Made from a tough polymer, the Butler Creek stock will accept both the barreled carbine action with its trademark barrel band, and the newer rifle version with the free-floating barrel like mine. Just to see how tough this material really is, I deliberately left the gun uncased on the floor of my pickup truck on a recent jaunt to the boondocks, driving over what can only generously be called a "road" in 4-wheel-drive. That rifle was bounced around pretty good, and as a testament to both the stock and that Bushnell scope, at the end of the trek, there was not a scratch on the stock and the scope was still zeroed at 25 yards.

Mounting your Ruger to one of these replacement stocks is a snap. Simply remove your barreled action from the original stock by unscrewing the retaining screw in front of the magazine port and-using the same screw-fasten it to the synthetic stock. Butler Creek's stock does not interfere with the safety or any other part of the action. It fits like the proverbial glove.

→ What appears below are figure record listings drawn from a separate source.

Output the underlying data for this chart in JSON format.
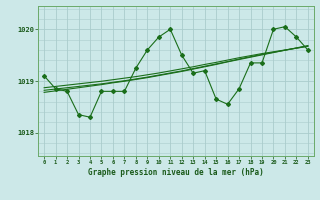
{
  "title": "Graphe pression niveau de la mer (hPa)",
  "bg_color": "#cce8e8",
  "grid_color": "#aacccc",
  "line_color": "#1a6e1a",
  "x_labels": [
    "0",
    "1",
    "2",
    "3",
    "4",
    "5",
    "6",
    "7",
    "8",
    "9",
    "10",
    "11",
    "12",
    "13",
    "14",
    "15",
    "16",
    "17",
    "18",
    "19",
    "20",
    "21",
    "22",
    "23"
  ],
  "ylim": [
    1017.55,
    1020.45
  ],
  "yticks": [
    1018,
    1019,
    1020
  ],
  "data_line": [
    1019.1,
    1018.85,
    1018.8,
    1018.35,
    1018.3,
    1018.8,
    1018.8,
    1018.8,
    1019.25,
    1019.6,
    1019.85,
    1020.0,
    1019.5,
    1019.15,
    1019.2,
    1018.65,
    1018.55,
    1018.85,
    1019.35,
    1019.35,
    1020.0,
    1020.05,
    1019.85,
    1019.6
  ],
  "trend_line1": [
    1018.82,
    1018.845,
    1018.87,
    1018.895,
    1018.92,
    1018.945,
    1018.975,
    1019.005,
    1019.04,
    1019.075,
    1019.115,
    1019.155,
    1019.195,
    1019.24,
    1019.285,
    1019.33,
    1019.375,
    1019.425,
    1019.47,
    1019.515,
    1019.555,
    1019.595,
    1019.635,
    1019.675
  ],
  "trend_line2": [
    1018.78,
    1018.81,
    1018.84,
    1018.87,
    1018.9,
    1018.93,
    1018.965,
    1018.995,
    1019.03,
    1019.065,
    1019.105,
    1019.145,
    1019.185,
    1019.23,
    1019.275,
    1019.32,
    1019.37,
    1019.415,
    1019.46,
    1019.505,
    1019.55,
    1019.595,
    1019.64,
    1019.685
  ],
  "trend_line3": [
    1018.87,
    1018.895,
    1018.92,
    1018.945,
    1018.97,
    1018.995,
    1019.025,
    1019.055,
    1019.085,
    1019.12,
    1019.155,
    1019.195,
    1019.235,
    1019.275,
    1019.32,
    1019.36,
    1019.405,
    1019.45,
    1019.49,
    1019.53,
    1019.565,
    1019.6,
    1019.635,
    1019.67
  ]
}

Butler Creek's folding stock features a very comfortable and practical pistol grip and I discovered at the range that this setup allows a shooter to get a firm hold on the rifle, for very accurate shooting. The accompanying photo shows a group of 25 shots on that Birchwood Casey Shoot-N-C target. These were Remington .22 Long Rifle hollowpoints and, take my word for it, any rabbit, grouse, squirrel or other small target that gets in the way of this rifle, with this load, is a goner.

The Hot Lips banana magazine uses a long band-type spring that coils back to the top. My test model had synthetic feed lips as opposed to Ruger's metal lips on its factory magazines, but it seemed to work pretty well right out of the box. I had two failures to feed on the first magazine-full, but subsequent shooting seemed to eliminate this problem, so it might just have been that the spring needed to be uncoiled to full capacity just once to smooth things out.

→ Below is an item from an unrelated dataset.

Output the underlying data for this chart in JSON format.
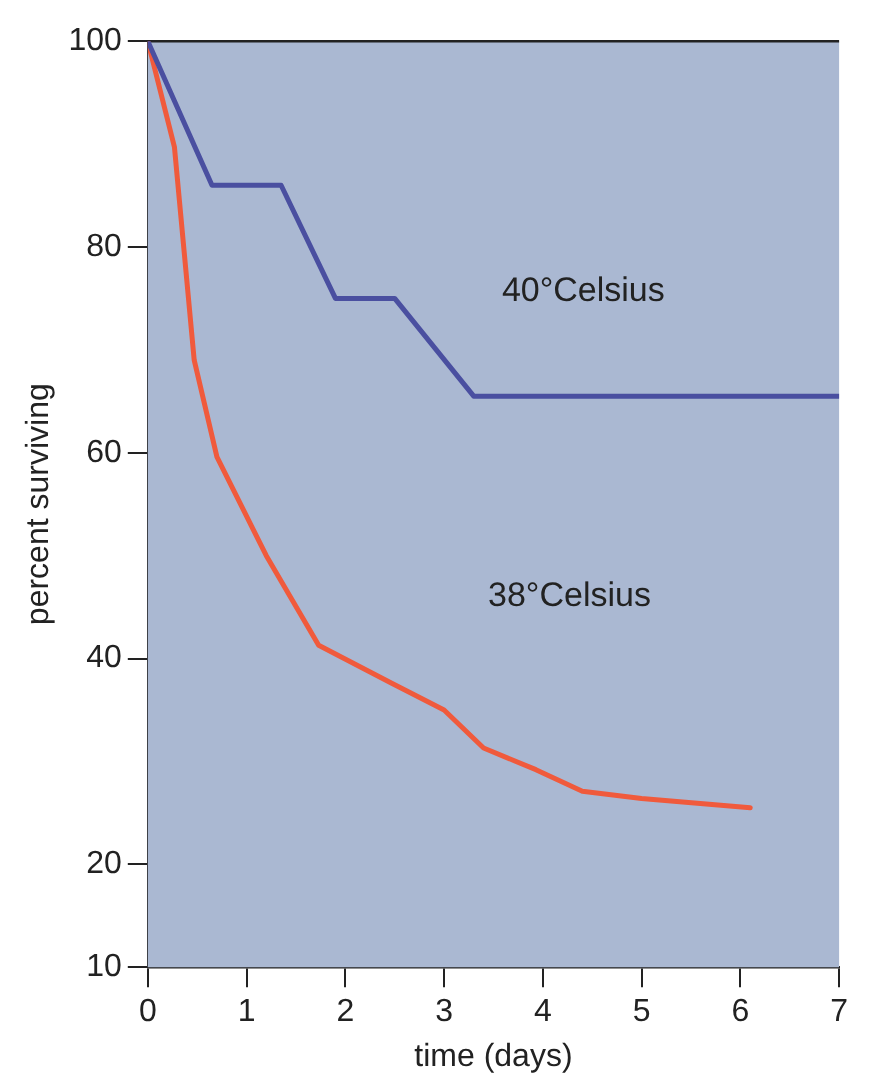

I can say without hesitation that at the earliest opportunity, I'll pick up another one of these to do exactly as Waldron suggested: Put this handy little rifle in a tough nylon case with the two big magazines and a couple of 100-round boxes of rimfires. When I travel during the winter, that rifle will be behind the seat of my truck.

This does not mean, of course, that I am ready to abandon Ruger's factory stock and rotary magazines. Only a fool would do that, because with the wooden stock on this rifle, and the factory magazines, this is one very handsome and functional rifle. I plan to put a lot of meat in the pot with this gun, in both configurations: With the factory stock mounted, and during the winter with the folding synthetic stock on the gun.

1989-90 Demonstration
I remember back in the late 1980s and early '90s before the federal ban was passed, when a demonstration was put on for an audience that didn't know the difference between an "assault rifle" and any other semi-auto. As the audience looked on, a man took a Ruger 10/22, swapped out the factory stock for one of Butler Creek's superb replacements, added the 25-round magazine, and suddenly most people in the audience understood just how ridiculous it was to write a law that banned cosmetics.

I've recently been told by someone looking at the rifle with the folding stock: "That doesn't look like a hunting rifle." My response was pretty blunt: "Well, it's the same gun, the same ammunition, the same scope, and you can hunt with this."

Can you imagine this rifle on the plains of Montana where prairie dogs are an abundant pest?

Butler Creek manufacturers several synthetic replacement stocks for the Ruger 10/22. Over the years, they have earned a reputation for durability and longevity.